Early Diagnosis of Typhoid Fever: Uses of Clinical Profile, Blood Culture and IGM Antibody: A Prospective Study from a Tertiary Care Centre in Western Uttar Pradesh
Editor's Note: This article has been retracted as of January 2026 as it is out of scope
DOI:
https://doi.org/10.37506/ijphrd.v14i4.19751Keywords:
OPD, IPD, IgMAbstract
Objective:
• To study clinical profile of typhoid in children.
• To study Comparison of clinical profile and its correlation with blood culture and IgM antibody detection test
for early diagnosis of fever.
• To study blood culture and widal at tertiary care centre in western UP.

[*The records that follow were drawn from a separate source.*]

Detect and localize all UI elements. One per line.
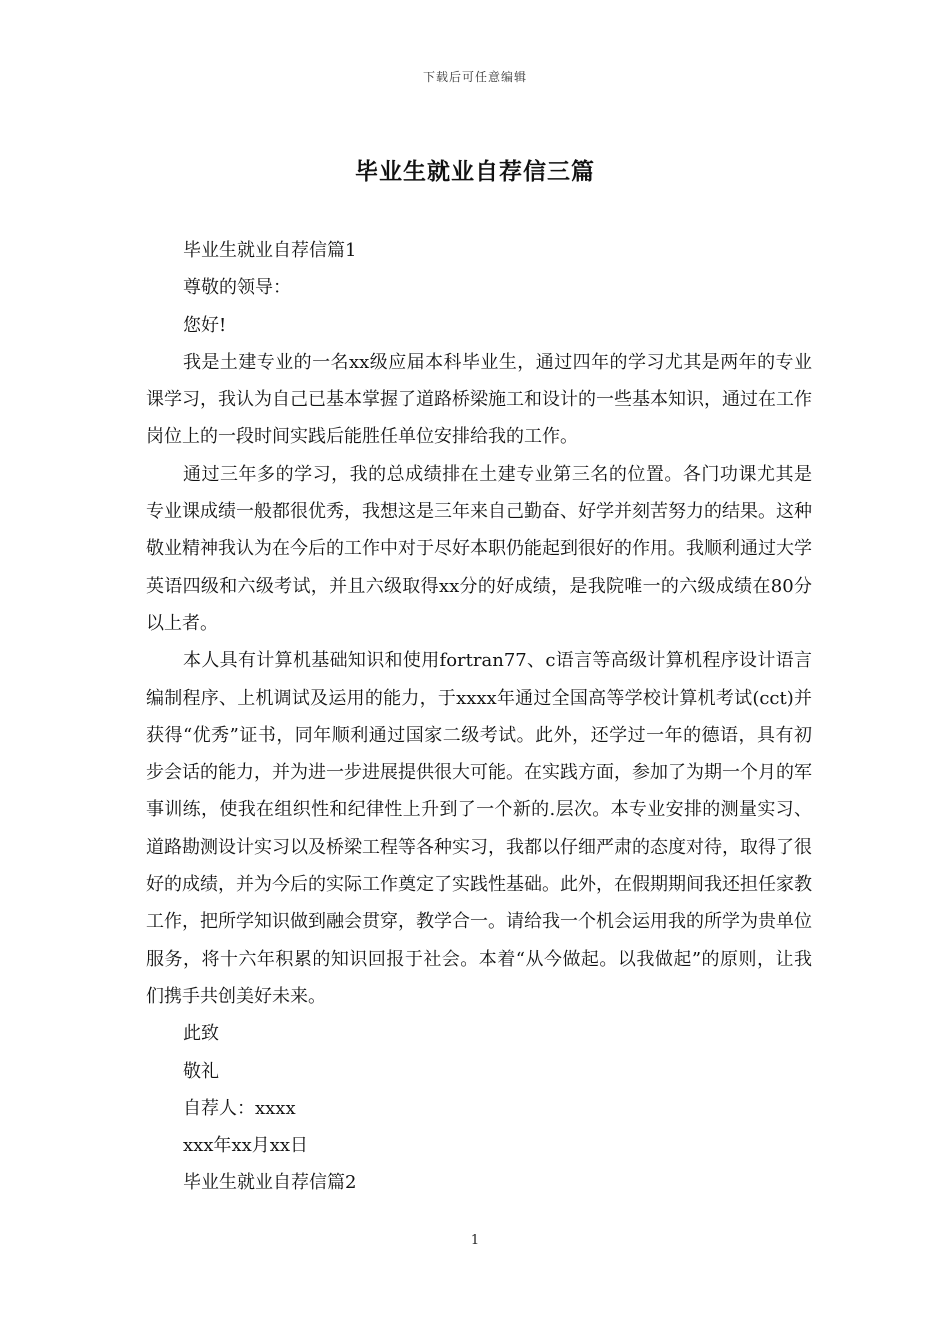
paragraph-3: 本人具有计算机基础知识和使用fortran77、c语言等高级计算机程序设计语言编制程序、上机调试及运用的能力，于xxxx年通过全国高等学校计算机考试(cct)并获得“优秀”证书，同年顺利通过国家二级考试。此外，还学过一年的德语，具有初步会话的能力，并为进一步进展提供很大可能。在实践方面，参加了为期一个月的军事训练，使我在组织性和纪律性上升到了一个新的.层次。本专业安排的测量实习、道路勘测设计实习以及桥梁工程等各种实习，我都以仔细严肃的态度对待，取得了很好的成绩，并为今后的实际工作奠定了实践性基础。此外，在假期期间我还担任家教工作，把所学知识做到融会贯穿，教学合一。请给我一个机会运用我的所学为贵单位服务，将十六年积累的知识回报于社会。本着“从今做起。以我做起”的原则，让我们携手共创美好未来。 (146, 650, 812, 1007)
document-title: 毕业生就业自荐信三篇 (355, 158, 595, 185)
page-header-note: 下载后可任意编辑 (422, 70, 527, 84)
greeting: 您好! (183, 314, 227, 336)
salutation: 尊敬的领导： (183, 277, 291, 299)
section-heading-2: 毕业生就业自荐信篇2 (183, 1172, 357, 1194)
closing-ci-zhi: 此致 (183, 1023, 219, 1045)
date-line: xxx年xx月xx日 (183, 1135, 309, 1157)
closing-jing-li: 敬礼 (183, 1060, 219, 1082)
paragraph-1: 我是土建专业的一名xx级应届本科毕业生，通过四年的学习尤其是两年的专业课学习，我认为自己已基本掌握了道路桥梁施工和设计的一些基本知识，通过在工作岗位上的一段时间实践后能胜任单位安排给我的工作。 (146, 351, 812, 448)
section-heading-1: 毕业生就业自荐信篇1 (183, 240, 357, 261)
signer: 自荐人：xxxx (183, 1097, 296, 1119)
page-number: 1 (470, 1233, 480, 1248)
paragraph-2: 通过三年多的学习，我的总成绩排在土建专业第三名的位置。各门功课尤其是专业课成绩一般都很优秀，我想这是三年来自己勤奋、好学并刻苦努力的结果。这种敬业精神我认为在今后的工作中对于尽好本职仍能起到很好的作用。我顺利通过大学英语四级和六级考试，并且六级取得xx分的好成绩，是我院唯一的六级成绩在80分以上者。 (146, 463, 812, 634)
document-body (146, 232, 812, 1202)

Methods: The study was carried out in Department of Pediatrics, Saraswathi Institute of Medical Sciences, Hapur,
UP. All the children presenting with fever, aged from 6 months to 18 years, visited in the pediatric OPD(outpatient
department) and IPD(in patient department) of Saraswathi Institute of Medical Sciences from November 2020 to
October 2022 were included in the study.
Results: IgM antibody test was found positive in total 167 cases and negative in 63 cases. Also, blood culture was
reported positive in 157 cases and negative in 73 cases. Out of total positive IgM antibody, 138 showed positive
for blood culture and 29 were reported negative in blood culture. Out of total negative IgM antibody, 19 showed
positive for blood culture and 44 were reported negative in blood culture.
Conclusion: Present study shows that typhoid IgM procedure is more sensitive than the established Widal
agglutination assay and results can be obtained within 15 minutes while widal agglutination test can be done
after 1 week. Typhi IgM test can be done after 72 hours of illness as IgM antibody becomes positive after 3 days of
infection with Salmonella typhi. It is cost effective and can be done bed side.